Day 5: Thursday, December 6
Sample recordings, Lecture 1, Southern California School of Interpreting, Preparation for the Oral Component of the Federal Exam PLUS Opening statements, Conrad Murray trial, prosecution, parts 5, 6 and 7 (YouTube). Total time: approx. 1 hour. Self-assessment: decent.
      Day 6: Friday, December 7
3.5-hour paid interpreting assignment, 2 depositions: car accident in California. In addition: one TED talk (traffic jams). Total time: 3 hours, 45 minutes. Self-assessment: pretty happy with my performance.
      Day 7: Saturday, December 8
    TED talks – arts festival. Total time: approx. 10 minutes. Self-assessment: poor performance.

8.   Day 8: Sunday, December 9
    You Tube – Mock Trial –Joon’s Opening Statement (Defense), YouTube. Very difficult to hear. Total time: approx. 7 minutes. Self-assessment: was difficult to hear; I did very poorly.

9  Day 9: Monday, December 10 
   Jeff Smith, business lessons from prison – TED talks.    Total time: 5 minutes. Self-assessment: average at best, but happy that I was able to interpret at all, as I am sick with a lymph node infection.

    Day 10: Tuesday, December 11
    TED talk (Love Letters to Strangers). Total time: 5 minutes. Self-assessment: I got lost, but I am still quite sick, so I am proud of myself for tackling this.

Stay tuned for the next 90 days! We'd love to hear from you, dear colleagues: how do you improve your skills and/or prepare for interpreting exams? 


Anonymous said...

Hello, colleagues!

Congratulations to Dagmar for the test and good luck to you, Judy, keep us posted!

My questions go out to the both of you: how exactly do you prepare on your own, what tools do you use, how do you stay motivated? I am already accredited and I want to add French, but I have never been able to get down and work on my very own. Now that I don't have my MA colleagues around to help anymore, it's more difficult. It's fascinating how you can practice in any environment, or conditions (while travelling and being sick and whatnot) while others (i.e. me) can't seem to do it in an empty house with silence all around, and, sometimes, time galore.

Best of everything to you both!

Judy Jenner and Dagmar Jenner on December 14, 2012 at 5:22 PM said...

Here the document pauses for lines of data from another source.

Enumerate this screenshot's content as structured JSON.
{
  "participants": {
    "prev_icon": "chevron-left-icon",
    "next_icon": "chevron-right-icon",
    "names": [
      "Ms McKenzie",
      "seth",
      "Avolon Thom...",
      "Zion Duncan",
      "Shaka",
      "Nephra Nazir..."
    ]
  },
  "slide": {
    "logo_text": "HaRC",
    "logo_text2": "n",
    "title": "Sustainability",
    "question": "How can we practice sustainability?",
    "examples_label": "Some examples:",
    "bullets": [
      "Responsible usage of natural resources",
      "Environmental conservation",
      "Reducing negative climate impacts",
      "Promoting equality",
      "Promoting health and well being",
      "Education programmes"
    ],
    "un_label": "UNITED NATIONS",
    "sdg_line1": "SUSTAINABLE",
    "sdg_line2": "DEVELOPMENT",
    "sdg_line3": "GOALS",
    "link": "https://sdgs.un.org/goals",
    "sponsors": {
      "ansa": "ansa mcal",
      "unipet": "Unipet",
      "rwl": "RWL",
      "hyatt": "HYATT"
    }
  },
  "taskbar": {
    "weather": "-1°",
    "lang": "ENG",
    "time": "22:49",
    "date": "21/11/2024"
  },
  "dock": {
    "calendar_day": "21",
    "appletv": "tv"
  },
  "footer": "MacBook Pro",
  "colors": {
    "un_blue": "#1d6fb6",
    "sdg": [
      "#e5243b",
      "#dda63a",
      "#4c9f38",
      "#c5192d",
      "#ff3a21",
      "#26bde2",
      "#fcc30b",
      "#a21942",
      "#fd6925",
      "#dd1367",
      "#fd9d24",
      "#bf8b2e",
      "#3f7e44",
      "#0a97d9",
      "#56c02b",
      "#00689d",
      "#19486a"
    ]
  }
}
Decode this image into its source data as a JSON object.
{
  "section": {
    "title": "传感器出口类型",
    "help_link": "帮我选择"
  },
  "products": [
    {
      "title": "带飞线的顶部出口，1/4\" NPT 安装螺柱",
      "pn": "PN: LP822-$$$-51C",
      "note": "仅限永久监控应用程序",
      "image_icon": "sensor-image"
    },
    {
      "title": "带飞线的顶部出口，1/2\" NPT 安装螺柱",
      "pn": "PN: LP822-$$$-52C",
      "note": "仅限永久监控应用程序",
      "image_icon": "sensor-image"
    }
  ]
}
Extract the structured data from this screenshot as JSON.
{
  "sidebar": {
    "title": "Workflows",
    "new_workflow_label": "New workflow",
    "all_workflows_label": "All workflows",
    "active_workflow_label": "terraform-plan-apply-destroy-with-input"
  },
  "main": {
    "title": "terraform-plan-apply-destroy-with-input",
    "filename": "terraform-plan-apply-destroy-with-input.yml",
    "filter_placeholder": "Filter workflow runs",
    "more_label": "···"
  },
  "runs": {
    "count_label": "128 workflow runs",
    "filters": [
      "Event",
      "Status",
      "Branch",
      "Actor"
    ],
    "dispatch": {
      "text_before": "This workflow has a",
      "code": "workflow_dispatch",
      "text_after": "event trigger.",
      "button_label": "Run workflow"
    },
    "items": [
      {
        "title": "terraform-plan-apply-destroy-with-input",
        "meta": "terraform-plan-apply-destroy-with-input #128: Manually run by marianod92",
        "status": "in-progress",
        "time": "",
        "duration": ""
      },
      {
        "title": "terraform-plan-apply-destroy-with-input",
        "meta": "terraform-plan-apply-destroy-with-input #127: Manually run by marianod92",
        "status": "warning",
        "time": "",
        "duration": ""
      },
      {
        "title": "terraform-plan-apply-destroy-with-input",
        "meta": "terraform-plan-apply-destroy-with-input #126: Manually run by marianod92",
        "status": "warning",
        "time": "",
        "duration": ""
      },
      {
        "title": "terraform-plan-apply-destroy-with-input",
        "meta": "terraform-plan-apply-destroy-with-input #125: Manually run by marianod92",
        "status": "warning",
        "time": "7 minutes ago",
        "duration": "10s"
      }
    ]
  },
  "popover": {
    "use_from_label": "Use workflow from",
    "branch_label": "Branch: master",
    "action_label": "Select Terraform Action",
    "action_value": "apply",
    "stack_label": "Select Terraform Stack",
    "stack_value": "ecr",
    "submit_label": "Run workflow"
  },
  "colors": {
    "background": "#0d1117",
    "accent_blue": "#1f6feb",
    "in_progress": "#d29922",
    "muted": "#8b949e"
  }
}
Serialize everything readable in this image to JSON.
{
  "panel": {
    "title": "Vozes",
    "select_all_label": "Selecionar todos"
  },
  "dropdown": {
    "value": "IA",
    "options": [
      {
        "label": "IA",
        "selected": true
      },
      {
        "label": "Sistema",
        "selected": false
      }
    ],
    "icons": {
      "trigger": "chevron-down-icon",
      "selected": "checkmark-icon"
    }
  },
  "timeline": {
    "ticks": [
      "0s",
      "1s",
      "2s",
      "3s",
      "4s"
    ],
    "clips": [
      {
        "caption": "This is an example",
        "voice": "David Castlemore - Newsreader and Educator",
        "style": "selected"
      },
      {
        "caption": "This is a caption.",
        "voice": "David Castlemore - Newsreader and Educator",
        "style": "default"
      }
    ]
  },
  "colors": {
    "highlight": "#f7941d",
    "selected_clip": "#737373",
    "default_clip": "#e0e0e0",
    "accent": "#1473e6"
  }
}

@Nerdskaya: Thank you for your sweet comment. Wow, you are accredited: our hats are off to you! I don't think there's anything we can teach you. We will, however, do a future posting about materials that we use to practice. In terms of getting motivated to just do it: well, that's a tough one. We are just pretty disciplined (Dagy more so than Judy) and insanely competitive, so once we set a goal, we work toward it quite diligently. Perhaps setting a specific goal a day, even if it's a small one, would really help you? Or interpret first think in the morning so you get it over with, so to say?

Thanks for reading and for commenting.